The U.S. Attorney for the Southern District of New York is reportedly warning Gov. Andrew Cuomo that he will investigate his administration for possible obstruction of justice or witness tampering in connection with the Moreland anti-corruption commission.

The New York Times  reports that the letter from U.S. Attorney Preet Bharara to the lawyer for the commission says, in part: "We have reason to believe a number of commissioners recently have been contacted about the commission's work, and some commissioners have been asked to issue public statements characterizing events and facts regarding the commission's operation."

In 2013 Cuomo, a Democrat, created the state panel to investigate public corruption, called the Moreland Commission. But the governor is accused of interfering with investigations and compromising the commission's work.

The letter goes on to say: "To the extent anyone attempts to influence or tamper with a witness's recollection of events relevant to our investigation, including the recollection of a commissioner or one of the commission's employees, we request that you advise our office immediately, as we must consider whether such actions constitute obstruction of justice or tampering with witnesses that violate federal law," reports the NY Times.

A spokesman for the commission has not commented.

On Wednesday, Cuomo said all the decisions by the commission had been made by the co-chair of the committee and with his co-chairs.

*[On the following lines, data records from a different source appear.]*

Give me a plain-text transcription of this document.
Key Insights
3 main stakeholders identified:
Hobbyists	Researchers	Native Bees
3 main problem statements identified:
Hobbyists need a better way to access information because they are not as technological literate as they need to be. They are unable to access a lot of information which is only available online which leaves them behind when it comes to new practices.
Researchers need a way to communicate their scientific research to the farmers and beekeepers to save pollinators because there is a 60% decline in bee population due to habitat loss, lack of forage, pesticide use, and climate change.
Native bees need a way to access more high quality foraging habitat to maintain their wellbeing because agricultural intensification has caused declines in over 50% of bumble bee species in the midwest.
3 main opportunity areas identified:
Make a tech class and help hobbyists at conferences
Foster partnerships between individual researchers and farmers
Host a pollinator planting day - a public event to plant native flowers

"I believe governor Cuomo committed a crime," said Republican gubernatorial candidate Rob Astorino, who claimed Cuomo didn't hand over evidence to State Police. Astorino wants a special prosecutor to find out if any state and federal laws were broken.

"Apparently when it got too close to the governor, that's when he cut off this commission and buried the evidence," Astorino said. "So where is it? Who did he turn it over to?"

Cuomo countered: "I told the commission that any information they have, any files, any documents, should all be turned over to the relevant prosecutors, so that's been done already."

Basil Smikle, a political analyst, said: "It's absolutely appropriate for Astorino to call out the governor on what he would say is some of his hypocrisy."

But Smikle said that even if the allegations are true, it likely won't hurt voters' support for Cuomo.

"Especially coming off of several years of turmoil in the state Legislature, they're saying 'We finally have a grownup in office, why don't we vote him back in,'" Smikle said.

Back in April, the U.S. Attorney's Office asked the Moreland commission to send over documents for part of an ongoing investigation, before the commission was disbanded.